Lecture Notes on Regulation and Gene Expression

Administrative Announcements

• Exam 2 is scheduled for next Monday, March 17th.
• Location issue: All students will be seated together.
• Exam details:
  • 39 multiple choice/true-false/multiple answer questions.
  • Includes one growth rate calculation question with provided formula.
  • One energetics question (no need for Gibbs free energy calculation).
  • Calculators are allowed and recommended.
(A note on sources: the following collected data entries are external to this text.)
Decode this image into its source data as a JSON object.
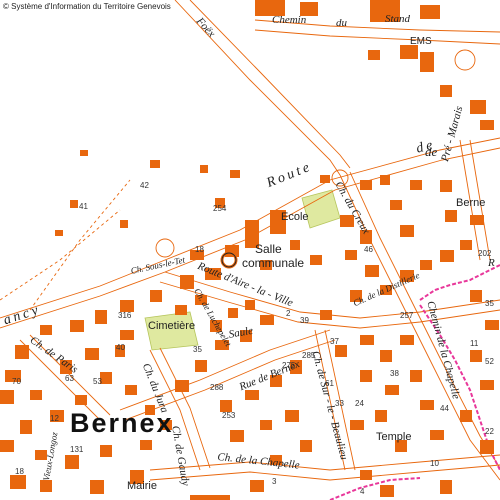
{
  "copyright": "© Système d'Information du Territoire Genevois",
  "labels": {
    "bernex_main": "Bernex",
    "berne_right": "Berne",
    "salle_communale_1": "Salle",
    "salle_communale_2": "communale",
    "ecole": "Ecole",
    "cimetiere": "Cimetière",
    "mairie": "Mairie",
    "temple": "Temple",
    "ems": "EMS"
  },
  "roads": {
    "route_de_chancy_a": "Route",
    "route_de_chancy_b": "de",
    "chancy": "ancy",
    "route_aire_la_ville": "Route d'Aire - la - Ville",
    "chemin_du_stand_1": "Chemin",
    "chemin_du_stand_2": "du",
    "chemin_du_stand_3": "Stand",
    "foex": "Foëx",
    "ch_du_creux": "Ch. du Creux",
    "pre_marais": "Pré - Marais",
    "ch_sous_le_tet": "Ch. Sous-le-Tet",
    "ch_luchepelet": "Ch. de Luchepelet",
    "ch_de_paris": "Ch. de Paris",
    "ch_de_la_distillerie": "Ch. de la Distillerie",
    "rue_de_bernex": "Rue de Bernex",
    "saule": "Saule",
    "ch_du_jura": "Ch. du Jura",
    "ch_sur_le_beaulieu": "Ch. de Sur - le - Beaulieu",
    "ch_de_la_chapelle": "Ch. de la Chapelle",
    "ch_gaudy": "Ch. de Gaudy",
    "chemin_chapelle": "Chemin de la Chapelle",
    "vieux_longoz": "Vieux-Longoz",
    "la_route": "de",
    "de_suffix": "de",
    "rue_bernex_vert": "Rue de Bernex",
    "de_top": "de",
    "route_right": "R"
  },
  "numbers": {
    "n42": "42",
    "n41": "41",
    "n254": "254",
    "n18": "18",
    "n202": "202",
    "n316": "316",
    "n53": "53",
    "n63": "63",
    "n70": "70",
    "n35": "35",
    "n40": "40",
    "n12": "12",
    "n288": "288",
    "n253": "253",
    "n275": "275",
    "n285": "285",
    "n257": "257",
    "n46": "46",
    "n37": "37",
    "n39": "39",
    "n2": "2",
    "n61": "61",
    "n33": "33",
    "n24": "24",
    "n38": "38",
    "n11": "11",
    "n52": "52",
    "n44": "44",
    "n22": "22",
    "n35b": "35",
    "n10": "10",
    "n4": "4",
    "n3": "3",
    "n18b": "18",
    "n131": "131"
  },
  "colors": {
    "building": "#e8670e",
    "road_line": "#e8670e",
    "green_area": "#dfe9a0",
    "marker": "#e8670e",
    "pink_route": "#e8379a"
  }
}
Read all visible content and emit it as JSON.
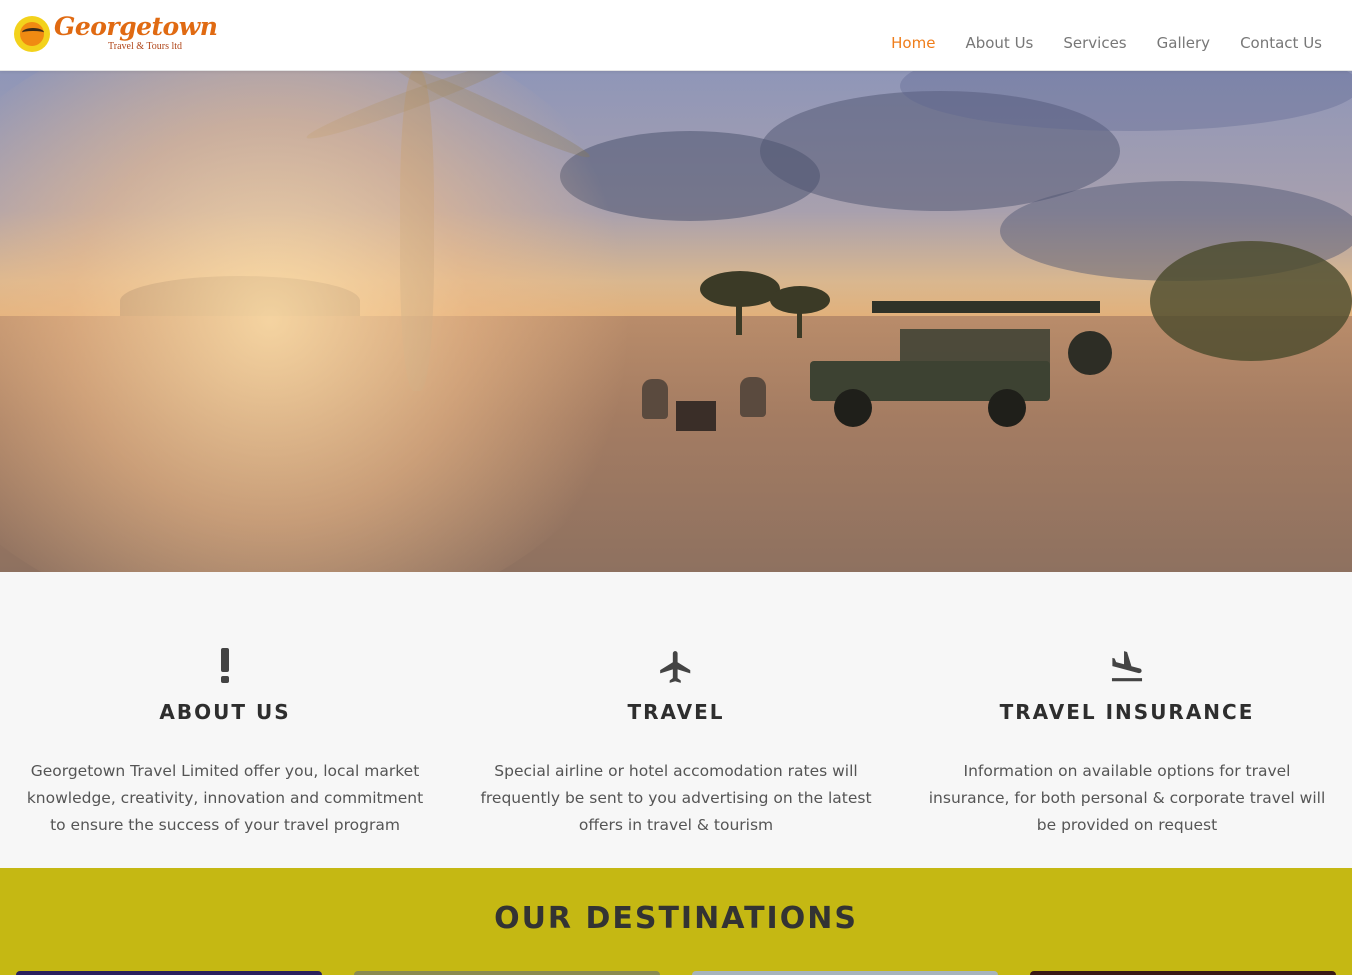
{
  "brand": {
    "name": "Georgetown",
    "tagline": "Travel & Tours ltd"
  },
  "nav": {
    "items": [
      {
        "label": "Home",
        "active": true
      },
      {
        "label": "About Us",
        "active": false
      },
      {
        "label": "Services",
        "active": false
      },
      {
        "label": "Gallery",
        "active": false
      },
      {
        "label": "Contact Us",
        "active": false
      }
    ]
  },
  "hero": {
    "image": "safari-sunset-landscape"
  },
  "features": [
    {
      "icon": "exclamation-icon",
      "title": "ABOUT US",
      "text": "Georgetown Travel Limited offer you, local market knowledge, creativity, innovation and commitment to ensure the success of your travel program"
    },
    {
      "icon": "airplane-icon",
      "title": "TRAVEL",
      "text": "Special airline or hotel accomodation rates will frequently be sent to you advertising on the latest offers in travel & tourism"
    },
    {
      "icon": "plane-landing-icon",
      "title": "TRAVEL INSURANCE",
      "text": "Information on available options for travel insurance, for both personal & corporate travel will be provided on request"
    }
  ],
  "destinations": {
    "title": "OUR DESTINATIONS"
  },
  "colors": {
    "accent": "#ef7d1a",
    "destinations_bg": "#c5b813",
    "features_bg": "#f7f7f7"
  }
}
Introduction to Regulation

• Specificity: Regulation is specific; for instance, lactose-related genes are regulated only in the presence of lactose.
• Global State: Regulation considers the cell's overall state (e.g., amino acid starvation stops protein synthesis regardless of glucose availability).
• Speed: Bacterial regulation is rapid, changes occur in minutes.
• Tuning: Regulation isn't binary (on/off); it's modulated based on necessity and efficiency.

General Concepts

• Allosteric Proteins:
  • Contain an active site for substrate binding and a second allosteric site for regulatory molecules.
  • Allosteric site binding can alter enzyme activity (often seen in transcriptional regulation).

Mechanisms of Regulation

• DNA structure can change gene access (common in eukaryotes, not bacteria).
• RNA Regulation: Major point in bacteria, includes initiation, elongation, termination.
• Protein Regulation: Involves translation and processing; less common focus in this class.
• Stability changes in RNA/proteins can affect translation and activity.

Negative Regulation

• Concept: Binding of a repressor decreases transcription.
• Mechanism: Repressor binds to operator, blocking RNA polymerase.
• Induction:
  • Repressor is active without inducer.
  • Inducer binds to repressor, causing it to release DNA, allowing transcription.
• Repression:
  • Repressor is inactive without co-repressor.
  • Co-repressor activates repressor, blocking transcription.

Example: Lac Operon

• Genes involved: lacZ (β-galactosidase), lacY (permease), lacA (acetyltransferase).
• Regulation:
  • LacI repressor binds operator in absence of lactose (and thus allolactose).
  • Allolactose (not lactose) is the inducer.
  • Inducer presence causes repressor to release, enabling transcription.

Positive Regulation

• Concept: Activator protein binds and increases transcription.
• Promoters: Generally weaker without activator assistance.
• Example: Maltose operon uses maltose activator protein (MalT) and co-activator (maltose).

Antisense RNA

• Function: Regulatory RNA binds to complementary mRNA, blocking translation.
• Example: SimE protein degrades mRNA, regulated by antisense RNA SimR.

Catabolite Repression

• Global Regulation: Affects multiple genes across the genome.
• Involves sensing multiple environmental signals and regulating gene expression accordingly.